Let your child know that their thoughts are safe with you, that you will respect them even if you disagree with them. By the same token, explain your reasoning and insist on the same respect. This foundation will help your child understand why you set guidelines for them and help you do so more sensitively.
4. Allow Distractions Within Reason
Children love any kind of distraction that they can get their hands on. Toys, games, television, devices — all of these things are irresistibly stimulating to a child (as well as many adults!).
It is of course no surprise that children could watch television and play games all day. Naturally, you’ll need to apply boundaries to such activities for this very reason.

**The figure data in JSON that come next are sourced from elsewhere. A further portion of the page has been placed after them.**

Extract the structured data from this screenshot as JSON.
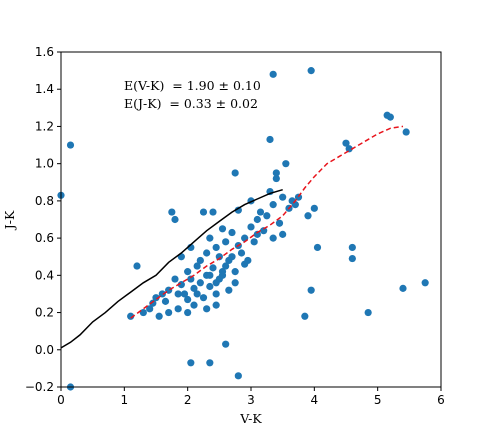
{
  "chart_data": {
    "type": "scatter",
    "xlabel": "V-K",
    "ylabel": "J-K",
    "xlim": [
      0,
      6
    ],
    "ylim": [
      -0.2,
      1.6
    ],
    "xticks": [
      "0",
      "1",
      "2",
      "3",
      "4",
      "5",
      "6"
    ],
    "yticks": [
      "−0.2",
      "0.0",
      "0.2",
      "0.4",
      "0.6",
      "0.8",
      "1.0",
      "1.2",
      "1.4",
      "1.6"
    ],
    "grid": false,
    "annotations": [
      "E(V-K)  = 1.90 ± 0.10",
      "E(J-K)  = 0.33 ± 0.02"
    ],
    "colors": {
      "points": "#1f77b4",
      "solid_line": "#000000",
      "dashed_line": "#e8141c"
    },
    "series": [
      {
        "kind": "points",
        "marker": "circle",
        "points": [
          [
            0.0,
            0.83
          ],
          [
            0.15,
            1.1
          ],
          [
            0.15,
            -0.2
          ],
          [
            1.2,
            0.45
          ],
          [
            1.1,
            0.18
          ],
          [
            1.3,
            0.2
          ],
          [
            1.4,
            0.22
          ],
          [
            1.45,
            0.25
          ],
          [
            1.5,
            0.28
          ],
          [
            1.55,
            0.18
          ],
          [
            1.6,
            0.3
          ],
          [
            1.65,
            0.26
          ],
          [
            1.7,
            0.32
          ],
          [
            1.7,
            0.2
          ],
          [
            1.75,
            0.74
          ],
          [
            1.8,
            0.7
          ],
          [
            1.8,
            0.38
          ],
          [
            1.85,
            0.22
          ],
          [
            1.9,
            0.5
          ],
          [
            1.9,
            0.35
          ],
          [
            1.95,
            0.3
          ],
          [
            2.0,
            0.42
          ],
          [
            2.0,
            0.27
          ],
          [
            2.05,
            0.55
          ],
          [
            2.05,
            0.38
          ],
          [
            2.1,
            0.33
          ],
          [
            2.1,
            0.24
          ],
          [
            2.15,
            0.45
          ],
          [
            2.15,
            0.3
          ],
          [
            2.2,
            0.48
          ],
          [
            2.2,
            0.36
          ],
          [
            2.25,
            0.74
          ],
          [
            2.25,
            0.28
          ],
          [
            2.3,
            0.52
          ],
          [
            2.3,
            0.4
          ],
          [
            2.35,
            0.34
          ],
          [
            2.35,
            0.6
          ],
          [
            2.4,
            0.74
          ],
          [
            2.4,
            0.44
          ],
          [
            2.45,
            0.3
          ],
          [
            2.45,
            0.55
          ],
          [
            2.5,
            0.5
          ],
          [
            2.5,
            0.38
          ],
          [
            2.55,
            0.65
          ],
          [
            2.55,
            0.42
          ],
          [
            2.6,
            0.45
          ],
          [
            2.6,
            0.58
          ],
          [
            2.65,
            0.32
          ],
          [
            2.7,
            0.63
          ],
          [
            2.7,
            0.5
          ],
          [
            2.75,
            0.95
          ],
          [
            2.75,
            0.42
          ],
          [
            2.8,
            0.56
          ],
          [
            2.8,
            0.75
          ],
          [
            2.85,
            0.52
          ],
          [
            2.9,
            0.6
          ],
          [
            2.95,
            0.48
          ],
          [
            3.0,
            0.66
          ],
          [
            3.0,
            0.8
          ],
          [
            3.05,
            0.58
          ],
          [
            3.1,
            0.7
          ],
          [
            3.1,
            0.62
          ],
          [
            3.15,
            0.74
          ],
          [
            3.2,
            0.64
          ],
          [
            3.25,
            0.72
          ],
          [
            3.3,
            1.13
          ],
          [
            3.3,
            0.85
          ],
          [
            3.35,
            0.78
          ],
          [
            3.4,
            0.95
          ],
          [
            3.45,
            0.68
          ],
          [
            3.5,
            0.82
          ],
          [
            3.55,
            1.0
          ],
          [
            3.6,
            0.76
          ],
          [
            3.65,
            0.8
          ],
          [
            3.7,
            0.78
          ],
          [
            3.75,
            0.82
          ],
          [
            3.4,
            0.92
          ],
          [
            3.35,
            0.6
          ],
          [
            3.5,
            0.62
          ],
          [
            3.9,
            0.72
          ],
          [
            3.95,
            0.32
          ],
          [
            4.0,
            0.76
          ],
          [
            4.05,
            0.55
          ],
          [
            3.85,
            0.18
          ],
          [
            3.35,
            1.48
          ],
          [
            3.95,
            1.5
          ],
          [
            4.5,
            1.11
          ],
          [
            4.55,
            1.08
          ],
          [
            4.6,
            0.55
          ],
          [
            4.6,
            0.49
          ],
          [
            4.85,
            0.2
          ],
          [
            5.15,
            1.26
          ],
          [
            5.2,
            1.25
          ],
          [
            5.4,
            0.33
          ],
          [
            5.45,
            1.17
          ],
          [
            5.75,
            0.36
          ],
          [
            2.05,
            -0.07
          ],
          [
            2.35,
            -0.07
          ],
          [
            2.6,
            0.03
          ],
          [
            2.8,
            -0.14
          ],
          [
            2.3,
            0.22
          ],
          [
            2.35,
            0.4
          ],
          [
            2.45,
            0.36
          ],
          [
            2.55,
            0.4
          ],
          [
            2.65,
            0.48
          ],
          [
            2.75,
            0.36
          ],
          [
            2.9,
            0.46
          ],
          [
            2.0,
            0.2
          ],
          [
            1.85,
            0.3
          ],
          [
            2.45,
            0.24
          ]
        ]
      },
      {
        "kind": "line",
        "style": "solid",
        "points": [
          [
            0.0,
            0.01
          ],
          [
            0.15,
            0.04
          ],
          [
            0.3,
            0.08
          ],
          [
            0.5,
            0.15
          ],
          [
            0.7,
            0.2
          ],
          [
            0.9,
            0.26
          ],
          [
            1.1,
            0.31
          ],
          [
            1.3,
            0.36
          ],
          [
            1.5,
            0.4
          ],
          [
            1.7,
            0.47
          ],
          [
            1.9,
            0.52
          ],
          [
            2.1,
            0.58
          ],
          [
            2.3,
            0.64
          ],
          [
            2.5,
            0.69
          ],
          [
            2.7,
            0.74
          ],
          [
            2.9,
            0.78
          ],
          [
            3.1,
            0.81
          ],
          [
            3.3,
            0.84
          ],
          [
            3.5,
            0.86
          ]
        ]
      },
      {
        "kind": "line",
        "style": "dashed",
        "points": [
          [
            1.1,
            0.17
          ],
          [
            1.3,
            0.22
          ],
          [
            1.5,
            0.27
          ],
          [
            1.7,
            0.32
          ],
          [
            1.9,
            0.36
          ],
          [
            2.1,
            0.4
          ],
          [
            2.3,
            0.45
          ],
          [
            2.5,
            0.49
          ],
          [
            2.7,
            0.54
          ],
          [
            2.9,
            0.58
          ],
          [
            3.1,
            0.63
          ],
          [
            3.3,
            0.67
          ],
          [
            3.5,
            0.72
          ],
          [
            3.7,
            0.8
          ],
          [
            3.85,
            0.87
          ],
          [
            4.0,
            0.93
          ],
          [
            4.2,
            1.0
          ],
          [
            4.4,
            1.04
          ],
          [
            4.6,
            1.08
          ],
          [
            4.8,
            1.12
          ],
          [
            5.0,
            1.16
          ],
          [
            5.2,
            1.19
          ],
          [
            5.4,
            1.2
          ]
        ]
      }
    ]
  }
}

Distractions aren’t all bad though; consider when and how you consume your media. Maybe after getting home from a long workday, you relax by kicking your feet up and turning on the Xbox. You deserve to relax after putting in your productive effort for the day — and your child does, too.
An hour of play or TV after school allows kids to decompress — and teaches the importance of doing so. Productivity is a good thing, of course, but every brain needs and deserves a break.
5. Remember That Children Are People, Too!
Ultimately, your child is a developing human with thoughts and feelings of their own. Always try to put yourself in their shoes when considering rules and precautions.
How would you feel if you were told to obey a certain rule? If you can’t convincingly explain it to yourself, you’re unlikely to persuade your child it’s the right thing to do.
Show your child that most things are OK in moderation, that their feelings are real, and that independence is important. But also show them that rules can be beneficial and that trusting you will only help them.
Leaning too far to either side of the parenting scale will almost certainly cause issues, so aim to strike a balance. Communication is the most important thing in a family, especially with children. Once you’ve got that down, helping them through life will be so much easier — and more meaningful.